Als erstes laden wir den Datensatz runter.


In [None]:
import gdown

file_id = "1bXWW8v-vASZ6dUv2CchhrbvyQU4uE2dk"
url = f"https://drive.google.com/uc?id={file_id}"

download_path = DATA_PATH / "stanford_background_dataset.zip"
if not download_path.exists():
    gdown.download(url, str(download_path), quiet=False)

In [None]:
if not (DATA_PATH / "stanford_background_dataset").exists():
    CMD = f"unzip {str(download_path)} -d {DATA_PATH}"
    os.system(CMD)

Nun schauen wir uns eines der Bilder an:

DATA_PATH.joinpath("stanford_background_dataset/images/0000047.jpg")

In [None]:
img_sbds = Image.open(
    DATA_PATH.joinpath("stanford_background_dataset/images/0000047.jpg"))
label_path = DATA_PATH.joinpath(
    "stanford_background_dataset/labels/0000047.regions.txt")
display(img_sbds)

Wir definieren nun ein `torch.utils.data.Dataset` um ein Bild und dessen _Segmentation Map_ auszugeben.

In [None]:
from pathlib import Path
import numpy as np
import torch
from PIL import Image
from torch.utils.data import Dataset


class StanfordBackgroundDataset(Dataset):
    """
    Dataset class for the Stanford Background Dataset.
    """

    def __init__(self, root_path: Path, transform=None, transform_labels=None):
        """
        Initializes the dataset.

        Args:
            root_path (Path): Path to the dataset directory.
            transform (callable, optional): Transformation function for images.
            transform_labels (callable, optional): Transformation function for labels.
        """
        self.root_path = root_path
        self.transform = transform
        self.transform_labels = transform_labels
        self.image_paths = list(root_path.joinpath("images").glob("*.jpg"))
        self.classes = ["sky", "tree", "road", "grass", "water", "building", "mountain", "foreground object"]

    def __len__(self):
        """ Returns the number of items in the dataset. """
        return len(self.image_paths)

    def __getitem__(self, idx):
        """
        Retrieves an item by its index.

        Args:
            idx (int): Index of the item.

        Returns:
            tuple: Tuple containing the image, label mask, and label image.
        """
        image_path = self.image_paths[idx]
        image = np.array(Image.open(image_path))

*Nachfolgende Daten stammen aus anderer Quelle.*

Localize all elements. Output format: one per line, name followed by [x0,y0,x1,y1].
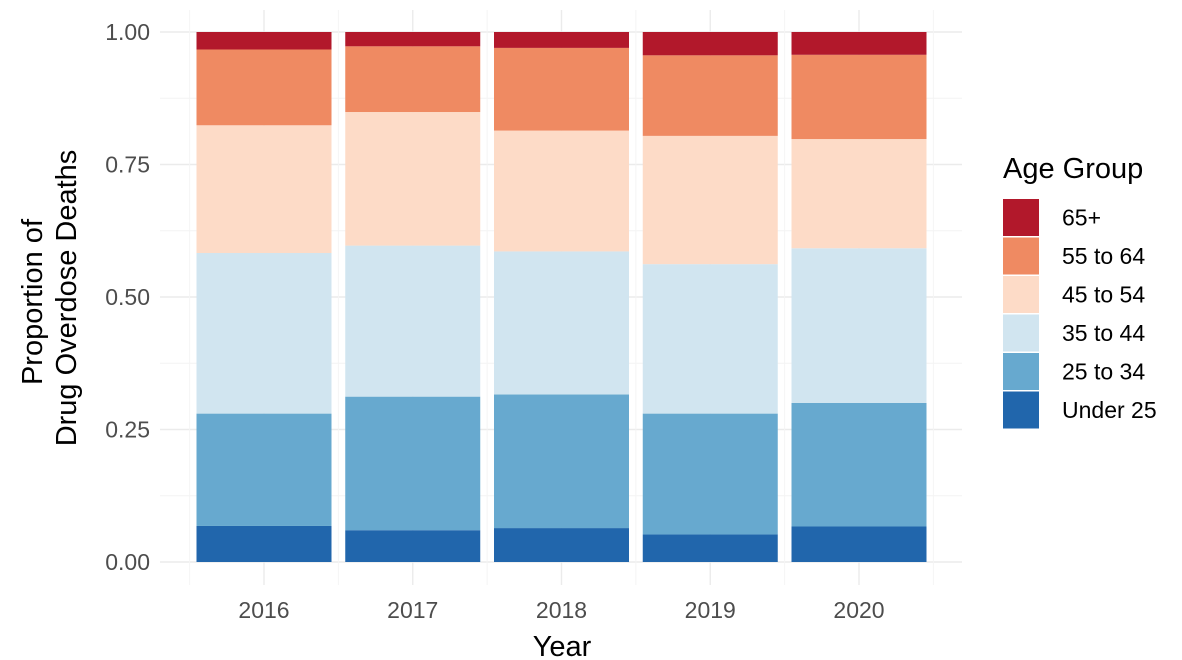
y-axis-title-line-2: Drug Overdose Deaths [51,150,83,447]
bar-2017-25-to-34 [345,396,481,531]
bars [196,32,927,562]
bar-2019-35-to-44 [642,264,778,414]
bar-2016-35-to-44 [196,253,332,414]
y-axis-ticks: 0.00 0.25 0.50 0.75 1.00 [105,19,150,575]
bar-2016-25-to-34 [196,413,332,526]
legend-label: 25 to 34 [1062,359,1145,385]
legend-label: Under 25 [1062,397,1157,423]
bar-2019-25-to-34 [642,413,778,535]
bar-2019-under-25 [642,534,778,562]
bar-2020-55-to-64 [791,54,927,140]
bar-2020-25-to-34 [791,403,927,527]
bar-2018-45-to-54 [494,130,629,252]
bar-2018-55-to-64 [494,47,629,131]
bar-2018-25-to-34 [494,394,629,529]
bar-2020-45-to-54 [791,139,927,249]
bar-2019-65plus [642,32,778,56]
bar-2019-45-to-54 [642,135,778,265]
y-tick-label: 0.25 [105,417,150,443]
y-axis-title-line-1: Proportion of [17,218,49,385]
legend-key [1003,391,1039,429]
legend-label: 45 to 54 [1062,282,1145,308]
bar-2018-under-25 [494,528,629,562]
y-axis-title: Proportion of Drug Overdose Deaths [17,150,83,447]
x-tick-label: 2018 [536,597,587,623]
legend-label: 35 to 44 [1062,320,1145,346]
legend-key [1003,237,1039,275]
bar-2020-65plus [791,32,927,55]
legend-title: Age Group [1003,153,1143,185]
bar-2016-65plus [196,32,332,50]
bar-2016-55-to-64 [196,49,332,126]
y-tick-label: 1.00 [105,19,150,45]
bar-2017-45-to-54 [345,112,481,246]
bar-2016-45-to-54 [196,125,332,254]
bar-2018-35-to-44 [494,251,629,395]
y-tick-label: 0.75 [105,152,150,178]
x-tick-label: 2020 [833,597,884,623]
bar-2020-under-25 [791,526,927,562]
legend-key [1003,199,1039,236]
x-axis-title: Year [533,631,592,660]
legend-label: 65+ [1062,205,1101,231]
bar-2018-65plus [494,32,629,48]
x-tick-label: 2017 [387,597,438,623]
bar-2020-35-to-44 [791,248,927,403]
legend-key [1003,314,1039,352]
bar-2016-under-25 [196,525,332,562]
x-tick-label: 2019 [685,597,736,623]
legend-label: 55 to 64 [1062,243,1145,269]
bar-2017-35-to-44 [345,245,481,397]
legend-key [1003,276,1039,313]
y-tick-label: 0.00 [105,549,150,575]
x-axis-ticks: 2016 2017 2018 2019 2020 [238,597,884,623]
bar-2017-under-25 [345,530,481,562]
legend: Age Group 65+ 55 to 64 45 to 54 35 to 44 25 … [1003,153,1157,429]
legend-key [1003,353,1039,390]
bar-2017-65plus [345,32,481,47]
x-tick-label: 2016 [238,597,289,623]
bar-2017-55-to-64 [345,46,481,113]
bar-2019-55-to-64 [642,55,778,136]
y-tick-label: 0.50 [105,284,150,310]
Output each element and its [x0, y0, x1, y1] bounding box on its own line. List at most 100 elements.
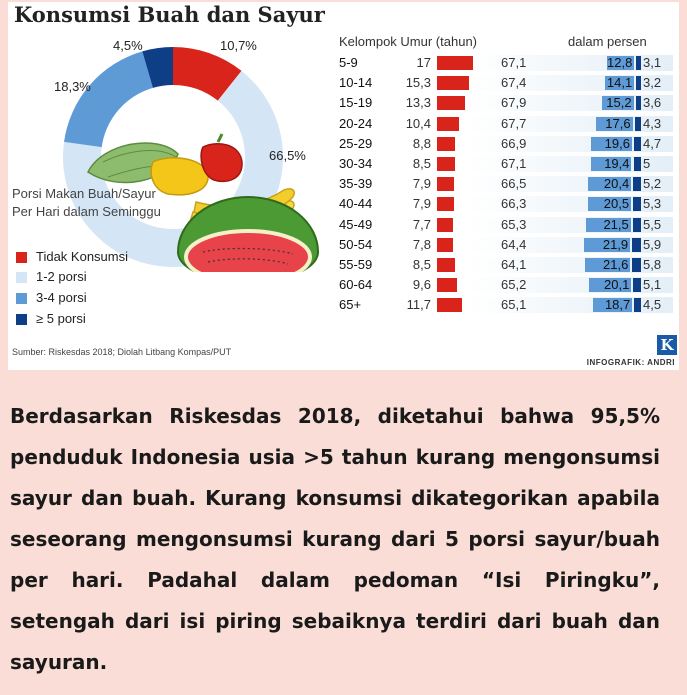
age-group-label: 40-44 [339, 196, 373, 212]
table-row: 15-19 13,3 67,9 15,2 3,6 [339, 94, 673, 113]
value-3-4-porsi: 18,7 [604, 297, 631, 313]
value-1-2-porsi: 65,2 [501, 277, 527, 293]
pie-label-10-7: 10,7% [220, 38, 257, 53]
pie-slice-0 [173, 47, 242, 101]
bar-3-4-porsi [592, 298, 633, 313]
value-5-porsi: 3,1 [643, 55, 662, 70]
value-1-2-porsi: 65,1 [501, 297, 527, 313]
age-group-label: 65+ [339, 297, 362, 313]
table-row: 45-49 7,7 65,3 21,5 5,5 [339, 216, 673, 235]
value-3-4-porsi: 17,6 [605, 115, 631, 131]
bar-5-porsi [636, 76, 641, 91]
value-5-porsi: 4,7 [643, 135, 662, 151]
value-tidak-konsumsi: 8,5 [412, 156, 431, 171]
value-1-2-porsi: 65,3 [501, 216, 527, 232]
bar-tidak-konsumsi [437, 258, 455, 272]
value-3-4-porsi: 14,1 [606, 75, 633, 91]
bar-3-4-porsi [604, 76, 635, 91]
infographic-title: Konsumsi Buah dan Sayur [14, 2, 325, 27]
legend-swatch [16, 252, 27, 263]
bar-3-4-porsi [585, 217, 631, 232]
value-tidak-konsumsi: 8,8 [412, 135, 431, 151]
value-tidak-konsumsi: 7,7 [412, 216, 431, 232]
value-5-porsi: 4,3 [643, 115, 662, 131]
value-5-porsi: 3,2 [643, 75, 662, 91]
legend-label: Tidak Konsumsi [36, 249, 128, 264]
legend-title: Porsi Makan Buah/Sayur Per Hari dalam Se… [12, 186, 161, 219]
value-1-2-porsi: 67,1 [501, 55, 527, 70]
watermelon-illustration [176, 196, 320, 272]
table-row: 35-39 7,9 66,5 20,4 5,2 [339, 175, 673, 194]
age-group-label: 25-29 [339, 135, 373, 151]
value-5-porsi: 5,3 [643, 196, 662, 212]
bar-3-4-porsi [588, 177, 632, 192]
value-1-2-porsi: 67,1 [501, 156, 527, 171]
value-3-4-porsi: 19,6 [604, 135, 630, 151]
bar-tidak-konsumsi [437, 157, 455, 171]
legend-swatch [16, 314, 27, 325]
value-3-4-porsi: 21,5 [603, 216, 629, 232]
value-1-2-porsi: 66,5 [501, 176, 527, 192]
value-5-porsi: 5,8 [643, 257, 662, 272]
table-row: 40-44 7,9 66,3 20,5 5,3 [339, 195, 673, 214]
bar-tidak-konsumsi [437, 136, 456, 151]
bar-5-porsi [632, 237, 641, 252]
age-group-label: 50-54 [339, 236, 373, 252]
age-group-label: 30-34 [339, 156, 373, 171]
value-3-4-porsi: 21,9 [602, 236, 629, 252]
table-row: 30-34 8,5 67,1 19,4 5 [339, 155, 673, 174]
value-tidak-konsumsi: 10,4 [405, 115, 431, 131]
value-5-porsi: 5,2 [643, 176, 662, 192]
bar-5-porsi [633, 177, 641, 192]
bar-3-4-porsi [584, 237, 631, 252]
bar-5-porsi [636, 56, 641, 70]
bar-5-porsi [633, 278, 641, 293]
value-1-2-porsi: 64,4 [501, 236, 527, 252]
age-group-label: 15-19 [339, 95, 373, 111]
bar-5-porsi [633, 136, 641, 151]
bar-tidak-konsumsi [437, 217, 454, 232]
donut-chart [63, 47, 320, 272]
age-group-label: 45-49 [339, 216, 373, 232]
value-tidak-konsumsi: 13,3 [405, 95, 431, 111]
value-1-2-porsi: 66,9 [501, 135, 527, 151]
value-5-porsi: 5,9 [643, 236, 662, 252]
table-header-age: Kelompok Umur (tahun) [339, 34, 477, 49]
value-tidak-konsumsi: 7,8 [412, 236, 431, 252]
bar-tidak-konsumsi [437, 197, 454, 212]
table-header-unit: dalam persen [568, 34, 647, 49]
value-tidak-konsumsi: 15,3 [405, 75, 431, 91]
table-row: 25-29 8,8 66,9 19,6 4,7 [339, 135, 673, 154]
infographic-credit: INFOGRAFIK: ANDRI [586, 358, 675, 367]
bar-tidak-konsumsi [437, 96, 465, 111]
table-row: 65+ 11,7 65,1 18,7 4,5 [339, 296, 673, 315]
pie-label-66-5: 66,5% [269, 148, 306, 163]
table-row: 50-54 7,8 64,4 21,9 5,9 [339, 236, 673, 255]
value-3-4-porsi: 20,4 [603, 176, 630, 192]
value-tidak-konsumsi: 11,7 [406, 297, 431, 313]
kompas-logo: K [657, 335, 677, 355]
pie-label-4-5: 4,5% [113, 38, 143, 53]
bar-tidak-konsumsi [437, 116, 459, 131]
value-5-porsi: 5,5 [643, 216, 662, 232]
pie-label-18-3: 18,3% [54, 79, 91, 94]
bar-tidak-konsumsi [437, 278, 458, 293]
value-3-4-porsi: 12,8 [607, 55, 633, 70]
source-note: Sumber: Riskesdas 2018; Diolah Litbang K… [12, 347, 232, 357]
bar-tidak-konsumsi [437, 56, 473, 70]
infographic-panel: Konsumsi Buah dan Sayur 4,5% 10,7% 18,3%… [8, 2, 679, 370]
value-tidak-konsumsi: 7,9 [412, 176, 431, 192]
value-3-4-porsi: 20,5 [603, 196, 630, 212]
value-3-4-porsi: 20,1 [604, 277, 630, 293]
bar-5-porsi [632, 258, 641, 272]
age-group-label: 5-9 [339, 55, 358, 70]
bar-3-4-porsi [590, 157, 632, 171]
value-tidak-konsumsi: 7,9 [412, 196, 431, 212]
value-5-porsi: 4,5 [643, 297, 662, 313]
age-group-label: 35-39 [339, 176, 373, 192]
bar-3-4-porsi [601, 96, 634, 111]
age-group-label: 55-59 [339, 257, 373, 272]
bar-5-porsi [634, 116, 641, 131]
table-row: 60-64 9,6 65,2 20,1 5,1 [339, 276, 673, 295]
age-group-label: 10-14 [339, 75, 373, 91]
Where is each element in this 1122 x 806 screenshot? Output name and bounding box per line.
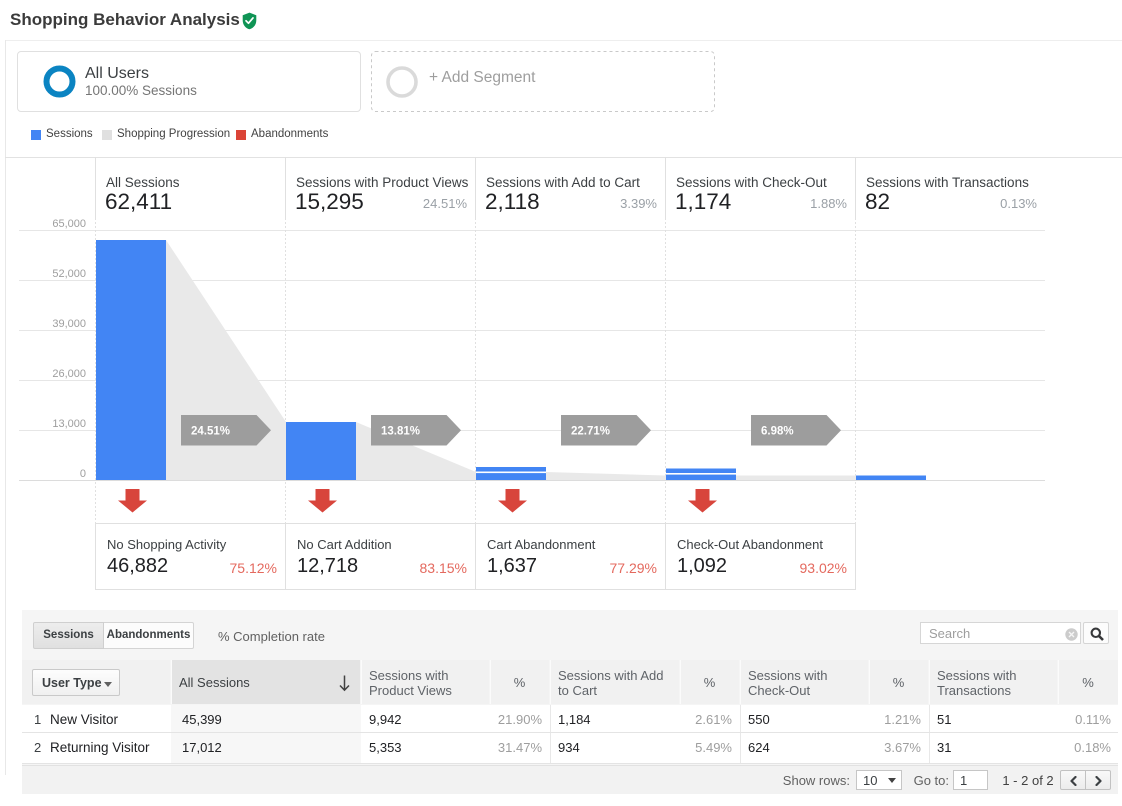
svg-text:13,000: 13,000 [52, 418, 86, 430]
svg-text:26,000: 26,000 [52, 368, 86, 380]
svg-text:65,000: 65,000 [52, 218, 86, 230]
svg-text:0: 0 [80, 468, 86, 480]
svg-text:52,000: 52,000 [52, 268, 86, 280]
svg-text:39,000: 39,000 [52, 318, 86, 330]
svg-text:13.81%: 13.81% [381, 426, 420, 438]
svg-text:6.98%: 6.98% [761, 426, 794, 438]
svg-text:22.71%: 22.71% [571, 426, 610, 438]
svg-text:24.51%: 24.51% [191, 426, 230, 438]
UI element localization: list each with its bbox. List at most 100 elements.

        label_path = self.root_path.joinpath(f"labels/{image_path.stem}.regions.txt")
        labels = self._parse_regions(label_path)

        mask = torch.zeros(len(self.classes), *labels.shape)
        labels_tensor = torch.tensor(labels).unsqueeze(0)
        labels_clipped = torch.clip(labels_tensor, 0, len(self.classes) - 1)
        label_masks = mask.scatter_(0, labels_clipped, 1)

        if self.transform:
            image = self.transform(image)

        if self.transform_labels:
            label_masks = self.transform_labels(label_masks)
            labels_tensor = self.transform_labels(labels_tensor)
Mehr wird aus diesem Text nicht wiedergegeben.